Scuole: l’anno non andrà perduto

Iniziare il nuovo anno scolastico sui banchi: è la speranza dell’Assessore regionale alla Scuola Patrizio Bianchi, al lavoro per permettere il regolare svolgimento degli scrutini nelle zone colpite dal sisma.

219 scuole fra dichiarate inagibili o parzialmente inagibili e destinate ad altro uso, per esempio di tendopoli per l’accoglienza degli sfollati o di sede provvisoria degli uffici dei comuni.
Questi, e circa cinquantamila studenti senza un tetto. sono i numeri degli effetti del terremoto sul mondo della scuola emiliano-romagnola, triplicati dopo la scossa del 29 maggio.
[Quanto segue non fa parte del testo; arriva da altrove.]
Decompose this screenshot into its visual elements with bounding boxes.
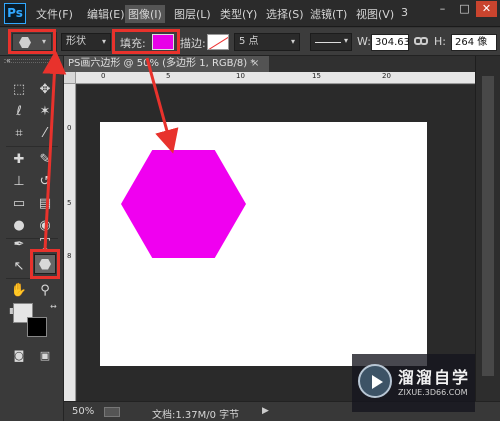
eraser-tool-icon[interactable]: ▭: [8, 193, 30, 213]
menu-3d[interactable]: 3: [401, 6, 408, 19]
annotation-box-fill: [112, 29, 180, 54]
background-color-swatch[interactable]: [27, 317, 47, 337]
document-tab-title: PS画六边形 @ 50% (多边形 1, RGB/8) *: [68, 58, 256, 69]
zoom-tool-icon[interactable]: ⚲: [34, 280, 56, 300]
menu-type[interactable]: 类型(Y): [220, 6, 257, 22]
tool-mode-value: 形状: [66, 36, 86, 47]
menu-file[interactable]: 文件(F): [36, 6, 73, 22]
healing-brush-tool-icon[interactable]: ✚: [8, 149, 30, 169]
watermark-subtitle: ZIXUE.3D66.COM: [398, 388, 468, 397]
width-input[interactable]: 304.63: [371, 34, 410, 51]
vertical-scrollbar[interactable]: [475, 56, 500, 401]
quick-mask-icon[interactable]: ◙: [8, 345, 30, 365]
divider: [6, 146, 58, 147]
lasso-tool-icon[interactable]: ℓ: [8, 101, 30, 121]
watermark: 溜溜自学 ZIXUE.3D66.COM: [352, 354, 475, 412]
swap-colors-icon[interactable]: ↔: [50, 302, 57, 311]
ruler-tick-label: 0: [67, 124, 72, 132]
horizontal-ruler[interactable]: 0 5 10 15 20: [76, 72, 475, 84]
stroke-label: 描边:: [180, 37, 206, 50]
minimize-button[interactable]: –: [432, 1, 453, 17]
menu-image[interactable]: 图像(I): [125, 5, 165, 23]
clone-stamp-tool-icon[interactable]: ⊥: [8, 171, 30, 191]
screen-mode-icon[interactable]: ▣: [34, 345, 56, 365]
watermark-title: 溜溜自学: [398, 368, 471, 387]
ruler-origin[interactable]: [64, 72, 76, 84]
document-tab[interactable]: PS画六边形 @ 50% (多边形 1, RGB/8) *: [64, 56, 269, 72]
photoshop-logo-icon: Ps: [4, 3, 26, 24]
stroke-width-value: 5 点: [239, 36, 259, 47]
collapse-icon[interactable]: «: [6, 56, 11, 65]
menu-select[interactable]: 选择(S): [266, 6, 304, 22]
blur-tool-icon[interactable]: ●: [8, 215, 30, 235]
ruler-tick-label: 15: [312, 72, 321, 80]
menu-filter[interactable]: 滤镜(T): [310, 6, 347, 22]
document-tab-bar: PS画六边形 @ 50% (多边形 1, RGB/8) * ×: [64, 56, 475, 72]
stroke-width-field[interactable]: 5 点 ▾: [234, 33, 300, 51]
annotation-box-polygon-tool: [30, 249, 60, 279]
height-label: H:: [434, 35, 446, 48]
menu-bar: Ps 文件(F) 编辑(E) 图像(I) 图层(L) 类型(Y) 选择(S) 滤…: [0, 0, 500, 27]
ruler-tick-label: 5: [166, 72, 171, 80]
width-label: W:: [357, 35, 371, 48]
history-brush-tool-icon[interactable]: ↺: [34, 171, 56, 191]
path-selection-tool-icon[interactable]: ↖: [8, 256, 30, 276]
menu-layer[interactable]: 图层(L): [174, 6, 211, 22]
toolbox-grip[interactable]: [4, 59, 60, 63]
gradient-tool-icon[interactable]: ▤: [34, 193, 56, 213]
brush-tool-icon[interactable]: ✎: [34, 149, 56, 169]
menu-edit[interactable]: 编辑(E): [87, 6, 125, 22]
scrollbar-thumb[interactable]: [482, 76, 494, 376]
ruler-tick-label: 8: [67, 252, 72, 260]
ruler-tick-label: 10: [236, 72, 245, 80]
divider: [56, 32, 57, 52]
close-tab-icon[interactable]: ×: [251, 56, 259, 72]
toolbox: « ⬚ ✥ ℓ ✶ ⌗ ⁄ ✚ ✎ ⊥ ↺ ▭ ▤ ● ◉ ✒ T ↖ ✋ ⚲ …: [0, 56, 64, 421]
ruler-tick-label: 20: [382, 72, 391, 80]
options-bar: ▾ 形状 ▾ 填充: 描边: 5 点 ▾ ▾ W: 304.63 H: 264 …: [0, 28, 500, 56]
tool-mode-select[interactable]: 形状 ▾: [61, 33, 111, 51]
maximize-button[interactable]: □: [454, 1, 475, 17]
play-logo-icon: [358, 364, 392, 398]
crop-tool-icon[interactable]: ⌗: [8, 123, 30, 143]
document-icon: [104, 407, 120, 417]
chevron-down-icon: ▾: [343, 36, 348, 45]
eyedropper-tool-icon[interactable]: ⁄: [34, 123, 56, 143]
pen-tool-icon[interactable]: ✒: [8, 234, 30, 254]
vertical-ruler[interactable]: 0 5 8: [64, 84, 76, 401]
magic-wand-tool-icon[interactable]: ✶: [34, 101, 56, 121]
chevron-down-icon: ▾: [101, 37, 106, 46]
ruler-tick-label: 0: [101, 72, 106, 80]
close-button[interactable]: ✕: [476, 1, 497, 17]
hand-tool-icon[interactable]: ✋: [8, 280, 30, 300]
ruler-tick-label: 5: [67, 199, 72, 207]
chevron-down-icon: ▾: [290, 37, 295, 46]
move-tool-icon[interactable]: ✥: [34, 79, 56, 99]
stroke-line-icon: [315, 42, 341, 43]
play-arrow-icon[interactable]: ▶: [262, 406, 269, 416]
document-info: 文档:1.37M/0 字节: [152, 410, 240, 421]
zoom-level[interactable]: 50%: [72, 406, 94, 417]
stroke-type-select[interactable]: ▾: [310, 33, 352, 51]
stroke-color-swatch[interactable]: [207, 34, 229, 50]
marquee-tool-icon[interactable]: ⬚: [8, 79, 30, 99]
height-input[interactable]: 264 像: [451, 34, 497, 51]
link-icon[interactable]: [414, 37, 428, 45]
menu-view[interactable]: 视图(V): [356, 6, 394, 22]
dodge-tool-icon[interactable]: ◉: [34, 215, 56, 235]
annotation-box-tool-preset: [8, 29, 56, 54]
La priorità, per il momento, saranno agli scrutini, per cui l’Istituto scolastico regionale e Viale Aldo Moro faranno richiesta alla Protezione civile di container ad uso aule, nei casi in cui non sia possibile svolgerli in scuole limitrofe non danneggiate dal sisma.
Per le modalità di svolgimento degli esami di Stato e di maturità, invece, si aspetta ancora il decreto del Governo che delegherà all’ufficio regionale tutte le eventuali variazioni di tipo organizzativo.
L’obiettivo, però, è chiaro: cominciare il nuovo anni sui banchi.

(Nel servizio, l’intervista a Patrizio Bianchi, Assessore alla Scuola della Regione Emilia-Romagna)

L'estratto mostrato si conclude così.